Department of Medical Physics and Biomedical Engineering, University College London, London, United Kingdom; School of Biomedical Engineering & Imaging Sciences, King's College London, King's Health Partners, St Thomas' Hospital, London, SE1 7EH, United Kingdom.
Department of Medical Physics and Biomedical Engineering, University College London, London, United Kingdom; School of Biomedical Engineering & Imaging Sciences, King's College London, King's Health Partners, St Thomas' Hospital, London, SE1 7EH, United Kingdom; Dementia Research Centre, UCL Institute of Neurology, 8-11 Queen Square, London, WC1N 3BG, UK.
Neuroimage Clin. 2019;24:102051. doi: 10.1016/j.nicl.2019.102051. Epub 2019 Oct 25.
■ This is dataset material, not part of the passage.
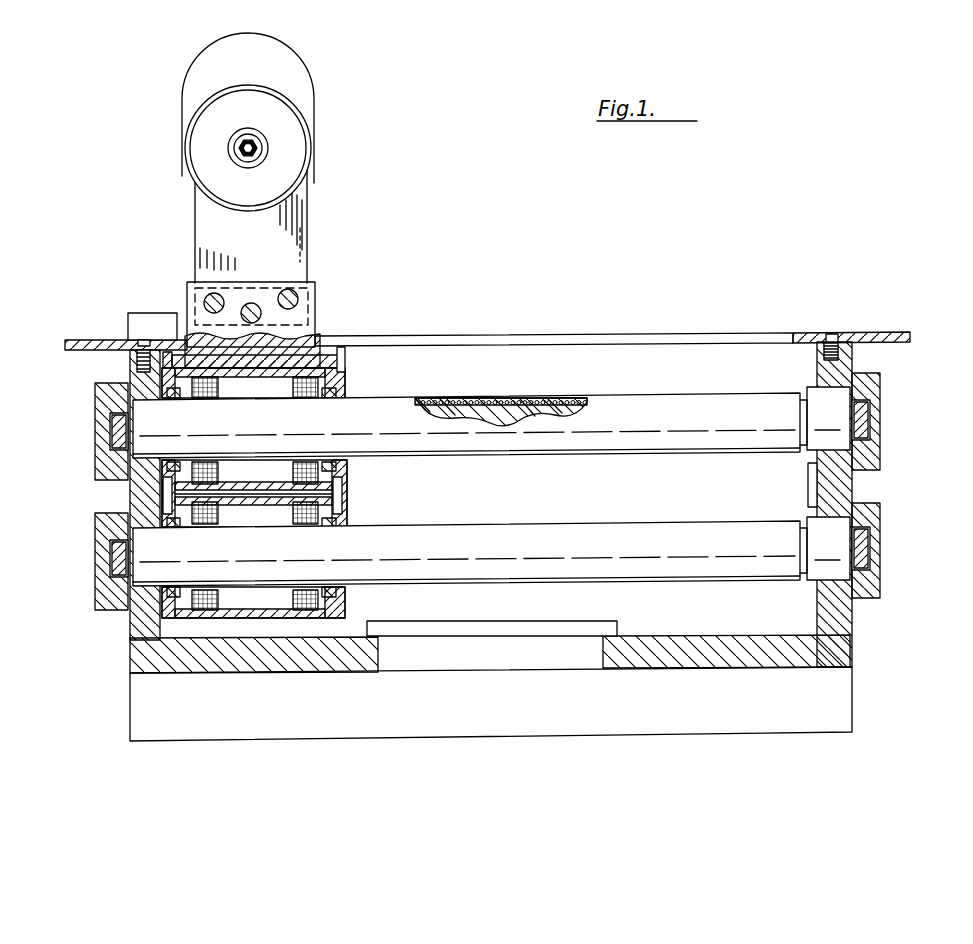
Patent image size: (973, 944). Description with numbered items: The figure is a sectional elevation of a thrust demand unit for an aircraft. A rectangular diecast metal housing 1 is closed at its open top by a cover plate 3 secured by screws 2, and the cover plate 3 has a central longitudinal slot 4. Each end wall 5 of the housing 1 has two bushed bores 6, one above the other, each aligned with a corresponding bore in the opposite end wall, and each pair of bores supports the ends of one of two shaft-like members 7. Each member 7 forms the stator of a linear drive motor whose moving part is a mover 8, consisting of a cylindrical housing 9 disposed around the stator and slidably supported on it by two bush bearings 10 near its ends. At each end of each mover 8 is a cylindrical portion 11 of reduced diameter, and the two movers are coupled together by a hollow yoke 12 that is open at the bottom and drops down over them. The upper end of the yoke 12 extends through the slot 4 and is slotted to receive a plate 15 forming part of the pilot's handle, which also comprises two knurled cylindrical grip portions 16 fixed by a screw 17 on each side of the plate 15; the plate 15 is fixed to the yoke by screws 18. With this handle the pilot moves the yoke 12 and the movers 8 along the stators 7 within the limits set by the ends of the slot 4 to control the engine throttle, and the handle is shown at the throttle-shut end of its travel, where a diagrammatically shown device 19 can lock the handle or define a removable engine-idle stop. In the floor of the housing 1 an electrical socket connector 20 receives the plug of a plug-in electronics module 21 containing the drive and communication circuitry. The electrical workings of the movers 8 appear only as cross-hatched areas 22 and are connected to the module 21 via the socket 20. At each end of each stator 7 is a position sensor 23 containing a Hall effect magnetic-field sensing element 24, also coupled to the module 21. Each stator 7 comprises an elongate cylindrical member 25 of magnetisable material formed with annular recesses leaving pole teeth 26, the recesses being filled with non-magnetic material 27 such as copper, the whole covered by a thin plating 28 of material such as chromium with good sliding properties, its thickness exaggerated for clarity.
Prion diseases are a group of rare neurodegenerative conditions characterised by a high rate of progression and highly heterogeneous phenotypes. Whilst the most common form of prion disease occurs sporadically (sporadic Creutzfeldt-Jakob disease, sCJD), other forms are caused by prion protein gene mutations, or exposure to prions in the diet or by medical procedures, such us surgeries. To date, there are no accurate quantitative imaging biomarkers that can be used to predict the future clinical diagnosis of a healthy subject, or to quantify the progression of symptoms over time. Besides, CJD is commonly mistaken for other forms of dementia. Due to the heterogeneity of phenotypes and the lack of a consistent geometrical pattern of disease progression, the approaches used to study other types of neurodegenerative diseases are not satisfactory to capture the progression of human form of prion disease. In this paper, using a tailored framework, we aim to classify and stratify patients with prion disease, according to the severity of their illness. The framework is initialised with the extraction of subject-specific imaging biomarkers. The extracted biomakers are then combined with genetic and demographic information within a Gaussian Process classifier, used to calculate the probability of a subject to be diagnosed with prion disease in the next year. We evaluate the effectiveness of the proposed method in a cohort of patients with inherited and sporadic forms of prion disease. The model has shown to be effective in the prediction of both inherited CJD (92% of accuracy) and sporadic CJD (95% of accuracy). However the model has shown to be less effective when used to stratify the different stages of the disease, in which the average accuracy is 85%, whilst the recall is 59%. Finally, our framework was extended as a differential diagnosis tool to identify both forms of CJD among another neurodegenerative disease. In summary we have developed a novel method for prion disease diagnosis and prediction of clinical onset using multiple sources of features, which may have use in other disorders with heterogeneous imaging features.
朊病毒病是一组罕见的神经退行性疾病,其特征是进展速度快且表型高度异质。虽然最常见的朊病毒病形式是散发性的(散发性克雅氏病,sCJD),但其他形式是由朊病毒蛋白基因突变引起的,或者是由于饮食中接触到朊病毒,或者是由于医疗程序(如手术)引起的。迄今为止,尚无准确的定量成像生物标志物可用于预测健康受试者的未来临床诊断,或量化症状随时间的进展。此外,CJD 常被误诊为其他形式的痴呆症。由于表型的异质性和疾病进展缺乏一致的几何模式,因此用于研究其他类型神经退行性疾病的方法无法令人满意地捕捉人类朊病毒病的进展。在本文中,我们使用定制框架,旨在根据疾病的严重程度对朊病毒病患者进行分类和分层。该框架的初始化是提取与受试者特异性相关的成像生物标志物。然后,将提取的生物标志物与遗传和人口统计学信息结合在高斯过程分类器中,用于计算受试者在未来一年内被诊断患有朊病毒病的概率。我们在遗传性和散发性朊病毒病患者队列中评估了所提出方法的有效性。该模型在遗传性 CJD(准确率为 92%)和散发性 CJD(准确率为 95%)的预测中均表现出有效性。然而,当用于分层疾病的不同阶段时,该模型的效果较差,平均准确率为 85%,而召回率为 59%。最后,我们将该框架扩展为一种鉴别诊断工具,用于在其他神经退行性疾病中识别两种形式的 CJD。总之,我们使用多种来源的特征开发了一种用于朊病毒病诊断和临床发作预测的新方法,该方法可能在具有异质成像特征的其他疾病中具有应用价值。